Before we answer that, we’ll offer the disclaimer that yes, there are many people out there who make money off of multi-family properties, fix-and-flips, and other real estate opportunities. By no means are we suggesting that these ventures cannot be fruitful. All we are saying is that, if you put all the pros and cons on the ledger and really think it over, you just might find yourself agreeing with us that hotel investments are uniquely promising and distinctly advantageous.

Real Estate Investment 101

To understand what makes hotel investment so loaded with potential, you’ve first got to understand some of the basics of real estate investment. Let’s break it down to the simplest possible level—the most basic concept of real estate investment. When you buy a home, an apartment building, or a hotel—property of any kind, really—you have to understand that it’s not going to make any money just sitting there empty. To generate a profit, any real estate investment is going to have to have tenants. You’ve got to have warm, rent-paying bodies in the building for it to be a moneymaker.

So now, consider the rent-generating potential of a hotel versus other forms of investment. With a hotel, you’re generating rent money night by night. With most anything else, you’re talking about a month-to-month or even year-to-year lease.

It boils down to simple mathematics, then: With a multi-family unit, you may generate $1,200 per month. With a hotel, it may be $69 per room per night. Now, in some cases, the hotel may not come out on top—and there are other factors to consider, such as hotel maintenance expenses. But if the hotel’s in a good market, it’s got good management, and it’s associated with a good brand, we’re willing to suggest that much of the time, hotel investment is going to be uniquely lucrative.

EquityRoots - Hotel Real Estate Investments Platform

The Logistics of Running a Hotel

We mentioned that there are some hotel maintenance expenses to take into consideration, and indeed there are. For instance, you’ll have to have someone come in and clean the rooms and provide other upkeep services, which naturally eats into the hotel’s overall profit margin.

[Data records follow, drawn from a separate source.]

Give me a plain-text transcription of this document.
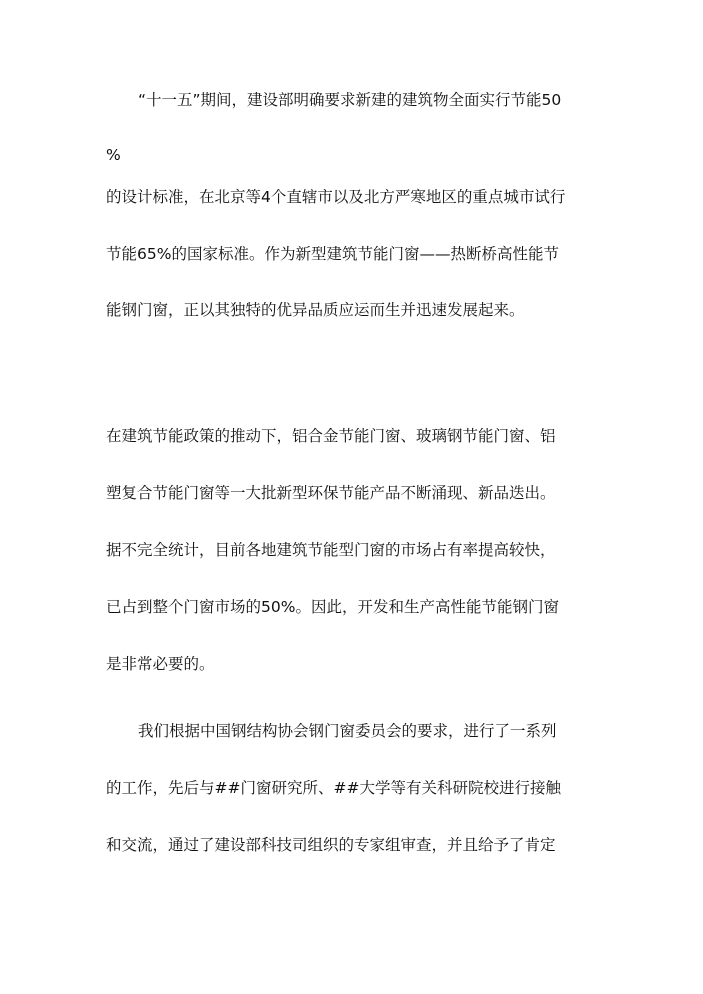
“十一五”期间，建设部明确要求新建的建筑物全面实行节能50
%
的设计标准，在北京等4个直辖市以及北方严寒地区的重点城市试行
节能65%的国家标准。作为新型建筑节能门窗——热断桥高性能节
能钢门窗，正以其独特的优异品质应运而生并迅速发展起来。
在建筑节能政策的推动下，铝合金节能门窗、玻璃钢节能门窗、铝
塑复合节能门窗等一大批新型环保节能产品不断涌现、新品迭出。
据不完全统计，目前各地建筑节能型门窗的市场占有率提高较快，
已占到整个门窗市场的50%。因此，开发和生产高性能节能钢门窗
是非常必要的。
我们根据中国钢结构协会钢门窗委员会的要求，进行了一系列
的工作，先后与##门窗研究所、##大学等有关科研院校进行接触
和交流，通过了建设部科技司组织的专家组审查，并且给予了肯定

But even operationally, hotels offer some unique perks over other real estate projects. For example, with a hotel, there’s no concern over delinquencies or renters who simply won’t pay their fair share. You also don’t have to face the worry of your property being vacant for a long stretch of time; again, assuming the hotel has a good market, a good leadership team, and a recognizable brand, you can feel confident that there are going to be tourists and travelers paying for rooms.

Investing with EquityRoots

But all of this underscores the big reason why hotel investment is, comparatively, a fairly seamless and accessible investment: When you invest through a platform like EquityRoots, you’re not actually signing up to run the hotel. You’re investing in an experienced hotel management team with a peerless track record and a trustworthy flag on its pole. In fact, EquityRoots has sufficient clout in the hotel industry that we can gain access to The Big 3—Marriott, Hilton, and IHG.

Those brands aren’t available to just anyone—not even investors with huge wads of money or a few years of actual hotel experience. They only trust their coveted name recognition to truly seasoned, expert hoteliers—and EquityRoots is proud to be on that list.

The bottom line: An investment with EquityRoots is smart. We know the hotel business. We choose promising markets and ensure that our hotels are well-run and that they offer brand recognition. All the pieces are in place for a robust, fruitful real estate investment.